Önce Taksim'e yürüdüm. 4 Kasım'dan beri delik deşik olan ve her geçişimde içimi sızlatan terk edilmiş görünen Gezi Parkı yönünde yürümektense Talimhane tarafını seçtim bu kez. Her yer eriyen karın ve kazılan yerlerin çamuruna bulanmıştı. Herhalde büyük şehir belediyesi herkesin atlet olduğunu düşünüyor ve bu denli özensiz davranıyor yaşayanlara karşı diye düşünerek...!
Tramvaya bindim ve sonra Tünel'den Galata Kulesi'ne yürüdüm. Kule'ye bakan ve beşinci yılına girmesine karşın Anadolu kültüründen oluşturduğu menüyü kalitesinden ödün vermeden sunan Kiva'da bir şeyler atıştırdım. Galata Kulesi benim büyülü kulem, ne zaman gitsem eski bir dosta kavuşmuş gibi huzur verir onu görmek ya da uzaktan bile olsa izlemek.
İlk sergi Scheneidertempel Sanat Merkezi'ndeydi. Yüzyıla yakın bir süre Aşkenaz terzilerinin kurduğu bir sinagog olarak hizmet veren yapı 1996'dan beri cemaatinin azalmasıyla, kültür merkezi olarak günümüze dek 102 sergiye ev sahipliği yapmış. İTÜ Elektrik-Elektronik Fakültesi öğretim üyesi olan ve bir çok karikatür sergisi de açan Prof. Dr. Tayfun Akgül'ün ilginç objelerle oluşturduğu bu 'Yüzde Yüz Montaj' sergisi yaratıcılığın ilginç noktası yapıtlarıyla hayranlık uyandırıyor.
Sergiden gülümseyerek çıkıp Art Nouveau tarzındaki ünlü Kamondo merdivenlerinden inip Bankalar Caddesi'ne ulaştım. Merdivenlere adını veren Camondo ailesi Osmanlı Devleti'ne 19. yüzyılda borç veren ünlü banker aile. 1872'de bir gecede İstanbul'u terk etmeleri isteniyor ve Paris'e yerleşiyorlar. Haklarında yazılmış çok ayrıntılı bir kitabı okumuş ve hemen sonrasında gittiğim bir Paris gezisinde,adeta küçük ölçekli bir Dolmabahçe Sarayı görünümünde ve içeriğinde olan müze- köşklerini gezmiştim. Ailenin kalan tüm üyeleri 1942'de Auschwitz kampında can vermişler. Bugün İstanbul'da seksene yakın yapılarıyla hazin sonları zamana direniyor.
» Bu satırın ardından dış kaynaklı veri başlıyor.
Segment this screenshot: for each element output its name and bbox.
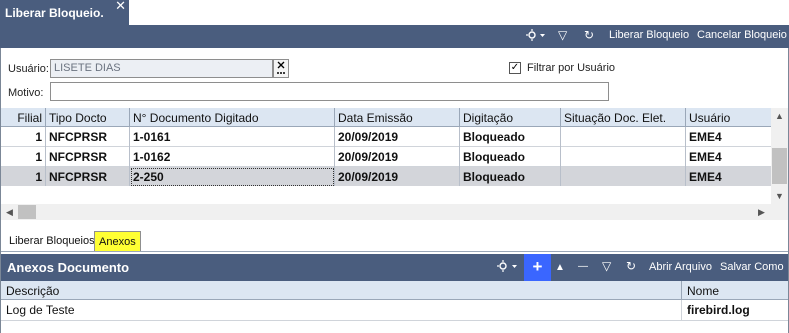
- cell-numero-focused[interactable]: 2-250: [130, 167, 335, 186]
- col-usuario[interactable]: Usuário: [686, 108, 771, 127]
- usuario-field[interactable]: LISETE DIAS: [50, 59, 273, 78]
- tab-anexos[interactable]: Anexos: [94, 231, 141, 251]
- options-menu-icon[interactable]: [497, 259, 519, 276]
- grid-vertical-scrollbar[interactable]: ▲ ▼: [771, 108, 788, 205]
- usuario-lookup-button[interactable]: [273, 59, 289, 78]
- cell-situacao: [561, 167, 686, 186]
- window-tabstrip: Liberar Bloqueio. ✕: [0, 0, 789, 25]
- main-toolbar: ▽ ↻ Liberar Bloqueio Cancelar Bloqueio: [0, 25, 789, 48]
- cell-usuario: EME4: [689, 150, 722, 164]
- cell-nome: firebird.log: [687, 303, 750, 317]
- scroll-up-icon[interactable]: ▲: [771, 108, 788, 125]
- cell-tipo: NFCPRSR: [46, 147, 130, 167]
- col-filial[interactable]: Filial: [1, 108, 46, 127]
- cell-data: 20/09/2019: [335, 167, 460, 186]
- cell-descricao: Log de Teste: [1, 300, 682, 320]
- add-anexo-button[interactable]: +: [524, 254, 551, 281]
- clear-lookup-icon: [277, 61, 285, 74]
- col-nome[interactable]: Nome: [682, 281, 788, 299]
- cell-tipo: NFCPRSR: [46, 127, 130, 147]
- filtrar-label: Filtrar por Usuário: [527, 62, 616, 74]
- cancelar-bloqueio-button[interactable]: Cancelar Bloqueio: [697, 29, 787, 41]
- scroll-right-icon[interactable]: ▶: [753, 204, 770, 220]
- tab-liberar-bloqueios[interactable]: Liberar Bloqueios: [5, 231, 99, 251]
- filter-icon[interactable]: ▽: [558, 28, 567, 42]
- move-up-icon[interactable]: ▲: [555, 261, 565, 275]
- refresh-icon[interactable]: ↻: [626, 259, 636, 273]
- cell-digitacao: Bloqueado: [460, 147, 561, 167]
- cell-filial: 1: [1, 167, 46, 186]
- scroll-thumb[interactable]: [18, 205, 36, 219]
- motivo-field[interactable]: [50, 82, 609, 101]
- table-row[interactable]: 1 NFCPRSR 1-0161 20/09/2019 Bloqueado EM…: [1, 127, 771, 147]
- abrir-arquivo-button[interactable]: Abrir Arquivo: [649, 261, 712, 273]
- options-menu-icon[interactable]: [526, 28, 546, 45]
- col-situacao-doc[interactable]: Situação Doc. Elet.: [561, 108, 686, 127]
- tab-liberar-bloqueio[interactable]: Liberar Bloqueio. ✕: [0, 0, 129, 25]
- anexos-panel-header: Anexos Documento + ▲ — ▽ ↻ Abrir Arquivo…: [1, 254, 788, 281]
- col-tipo-docto[interactable]: Tipo Docto: [46, 108, 130, 127]
- salvar-como-button[interactable]: Salvar Como: [720, 261, 784, 273]
- col-digitacao[interactable]: Digitação: [460, 108, 561, 127]
- cell-numero: 1-0161: [130, 127, 335, 147]
- cell-data: 20/09/2019: [335, 147, 460, 167]
- remove-icon[interactable]: —: [578, 260, 588, 274]
- filtrar-checkbox[interactable]: ✓: [509, 62, 521, 74]
- cell-tipo: NFCPRSR: [46, 167, 130, 186]
- anexos-grid-header: Descrição Nome: [1, 281, 788, 300]
- table-row[interactable]: 1 NFCPRSR 1-0162 20/09/2019 Bloqueado EM…: [1, 147, 771, 167]
- cell-situacao: [561, 127, 686, 147]
- refresh-icon[interactable]: ↻: [584, 28, 594, 42]
- col-numero-documento[interactable]: N° Documento Digitado: [130, 108, 335, 127]
- scroll-left-icon[interactable]: ◀: [1, 204, 18, 220]
- usuario-label: Usuário:: [8, 63, 49, 75]
- cell-numero: 1-0162: [130, 147, 335, 167]
- filter-icon[interactable]: ▽: [602, 259, 611, 273]
- cell-filial: 1: [1, 127, 46, 147]
- sun-gear-icon: [526, 29, 545, 41]
- panel-title: Anexos Documento: [7, 260, 130, 275]
- scroll-down-icon[interactable]: ▼: [771, 188, 788, 205]
- motivo-label: Motivo:: [8, 87, 44, 99]
- liberar-bloqueio-button[interactable]: Liberar Bloqueio: [609, 29, 689, 41]
- cell-situacao: [561, 147, 686, 167]
- cell-usuario: EME4: [689, 130, 722, 144]
- sun-gear-icon: [497, 260, 517, 272]
- grid-header: Filial Tipo Docto N° Documento Digitado …: [1, 108, 771, 127]
- bloqueios-grid: Filial Tipo Docto N° Documento Digitado …: [1, 108, 771, 186]
- col-descricao[interactable]: Descrição: [1, 281, 682, 299]
- col-data-emissao[interactable]: Data Emissão: [335, 108, 460, 127]
- cell-digitacao: Bloqueado: [460, 167, 561, 186]
- scroll-thumb[interactable]: [772, 148, 787, 184]
- cell-digitacao: Bloqueado: [460, 127, 561, 147]
- sub-tab-bar: Liberar Bloqueios Anexos: [1, 229, 788, 252]
- cell-usuario: EME4: [689, 170, 722, 184]
- cell-filial: 1: [1, 147, 46, 167]
- cell-data: 20/09/2019: [335, 127, 460, 147]
- tab-title: Liberar Bloqueio.: [5, 6, 104, 20]
- close-icon[interactable]: ✕: [115, 0, 126, 12]
- table-row[interactable]: Log de Teste firebird.log: [1, 300, 788, 321]
- table-row-selected[interactable]: 1 NFCPRSR 2-250 20/09/2019 Bloqueado EME…: [1, 167, 771, 186]
- grid-horizontal-scrollbar[interactable]: ◀ ▶: [1, 204, 788, 220]
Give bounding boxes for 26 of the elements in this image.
Bankalar Caddesi neoklasik ve neorönesans tarzı yapılarıyla tam bir Avrupa şehri örneği. 19. yüzyıl sonlarında yapılan ve Osmanlı Bankası Ve Merkez Bankası'na hizmet veren yapılar Fransız mimar Alexandre Vallury'nin eserleri. Beyoğlu tarafının neoklasik, eski şehre bakan cephesinin oryantalist mimarisi adeta Türkiye'nin çift yönlülüğünü vurguluyor. Artık günümüzde Salt Galata olarak Osmanlı Bankası'nın açık arşivini sürekli sergi kapsamında tutarken, öte yandan da yeni sergilere kapılarını açıyor.
İki sergi gezdim orada. İlki Türkiye-Hollanda ilişkilerinin 400. yılı nedeniyle adeta iki ülkenin diyaloğunu yansıtan ''Modern Zamanlar''. Eindhoven Van Abbe Müzesi koleksiyonundan tablolar ile Türk sanatçıların 1900-1960 arası ürettikleri yapıtları konu alıyor.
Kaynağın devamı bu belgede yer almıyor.